YEARS AGO


YEARS AGO

Today is Wednesday, June 10, the 161st day of 2015. There are 204 days left in the year.

ASSOCIATED PRESS

On this date in:

1864: The Confederate Congress authorizes military service for men between age 17 and 70.

1935: Alcoholics Anonymous is founded in Akron by Dr. Robert Holbrook Smith and William Griffith Wilson.

1940: Italy declares war on France and Britain; Canada declares war on Italy. President Franklin D. Roosevelt, speaking at the University of Virginia, says the U.S. stance toward the conflict is shifting from one of “neutrality” to “nonbelligerency.”

1944: German forces massacre 642 residents of the French village of Oradour-sur-Glane.

1967: The Middle East War ends as Israel and Syria agree to observe a United Nations-mediated cease-fire.

1971: President Richard M. Nixon lifts a two- decades-old trade embargo on China.

2010: Army Secretary John McHugh announces that an investigation has found that potentially hundreds of remains at Arlington National Cemetery are misidentified or misplaced.

2014: In a stunning assault that exposes Iraq’s eroding central authority, al-Qaida-inspired militants overrun much of Mosul.

VINDICATOR FILES

1990: Ronald Klingle, a former steel-plant environmentalist, and Darrell Wilson, a former landfill inspector, have seen phenomenal growth in just four years of their company American Waste Systems in Liberty Township and are anticipating additional growth.
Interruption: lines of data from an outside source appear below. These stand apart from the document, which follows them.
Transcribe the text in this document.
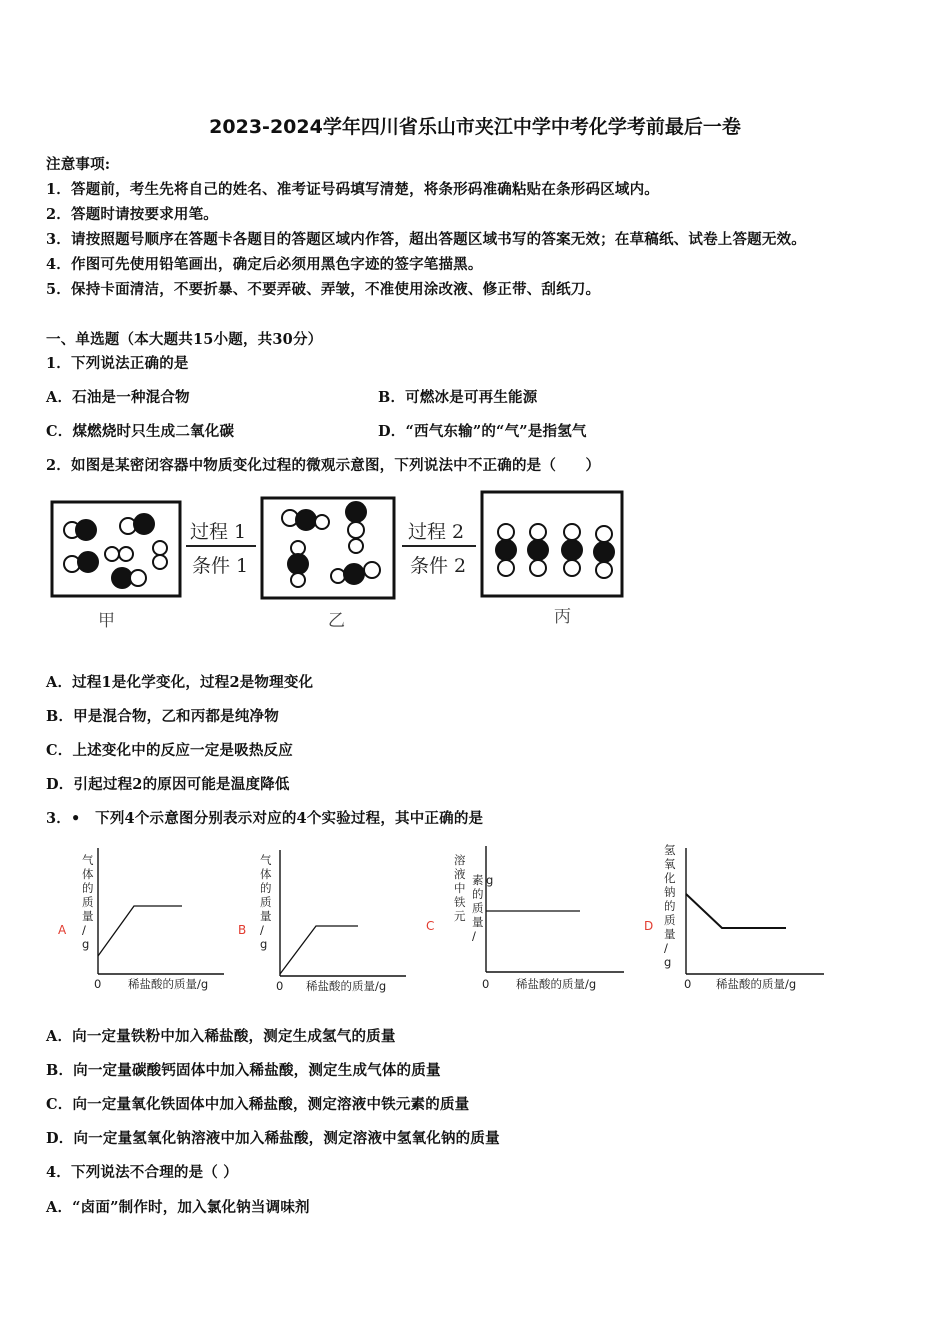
2023-2024学年四川省乐山市夹江中学中考化学考前最后一卷
注意事项:
1．答题前，考生先将自己的姓名、准考证号码填写清楚，将条形码准确粘贴在条形码区域内。
2．答题时请按要求用笔。
3．请按照题号顺序在答题卡各题目的答题区域内作答，超出答题区域书写的答案无效；在草稿纸、试卷上答题无效。
4．作图可先使用铅笔画出，确定后必须用黑色字迹的签字笔描黑。
5．保持卡面清洁，不要折暴、不要弄破、弄皱，不准使用涂改液、修正带、刮纸刀。
一、单选题（本大题共15小题，共30分）
1．下列说法正确的是
A．石油是一种混合物	B．可燃冰是可再生能源
C．煤燃烧时只生成二氧化碳	D．“西气东输”的“气”是指氢气
2．如图是某密闭容器中物质变化过程的微观示意图，下列说法中不正确的是（　　）
过程 1
条件 1
过程 2
条件 2
甲	乙	丙
A．过程1是化学变化，过程2是物理变化
B．甲是混合物，乙和丙都是纯净物
C．上述变化中的反应一定是吸热反应
D．引起过程2的原因可能是温度降低
3．•　下列4个示意图分别表示对应的4个实验过程，其中正确的是
气体的质量/ g
A
0 稀盐酸的质量/g
气体的质量/ g
B
0 稀盐酸的质量/g
溶液中铁元
素的质量/g
C
0 稀盐酸的质量/g
氢氧化钠的质量/ g
D
0 稀盐酸的质量/g
A．向一定量铁粉中加入稀盐酸，测定生成氢气的质量
B．向一定量碳酸钙固体中加入稀盐酸，测定生成气体的质量
C．向一定量氧化铁固体中加入稀盐酸，测定溶液中铁元素的质量
D．向一定量氢氧化钠溶液中加入稀盐酸，测定溶液中氢氧化钠的质量
4．下列说法不合理的是（ ）
A．“卤面”制作时，加入氯化钠当调味剂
Gangatharen Pillay, a former circus gymnast who has played the Palladium in London and “The Ed Sullivan Show,” has retired to Lawrence County, Pa., where he operates B.G. Entertainment Enterprises, a talent-booking company.

The first use of the “battered woman syndrome” as a legal defense in Trumbull County fails as a jury finds Linda Lou Flowers of Howland guilty of voluntary manslaughter in the shooting death of her husband, James.

1975: A large contingent of business and civic leaders voice their opposition to plans to abandon service on part of the Erie Lackawanna Railway’s Niles-Lisbon line during a hearing in Youngstown City Council chambers.

Members of the Liberty Police Department return to work, ending a weekend strike after township trustees file suit seeking their firing under the state’s Ferguson Act.

Paula L. Williams of Niles is installed as honored queen of Bethel 35, International Order of Job’s Daughters, during a ceremony at the Masonic Temple.

1965: Youngstown police arrest two Youngstown University students who admitted purchasing marijuana cigarettes from a Campbell “pusher” and police say as many as 100 YU students have been buying marijuana from the same source.

R. Thornton Beeghly, president of Metal Carbides Co., is elected president of the Youngstown Club, succeeding Charles B. Cushwa Jr.

More than 800 prominent Republicans from Mahoning, Trumbull, Columbiana and Jefferson counties attend a $100-a-plate “Salute to Ray Bliss” at Idora Park. U.S. Sen. Thurston B. Morton of Kentucky is the main speaker.

1940: Youngstown City Council appropriates $3,000 to finance a short 65-day season for the city’s swimming pools.

The Magnolia Petroleum Co., which is drilling for oil in the western part of Mahoning County, asks Youngstown City Council to consider leasing approximately 550 acres of city property in the Berlin Center Reservoir area for drilling purposes.

Nearly 8,000 people from eastern Ohio and western Pennsylvania attend the annual Polish Day outing at Idora Park.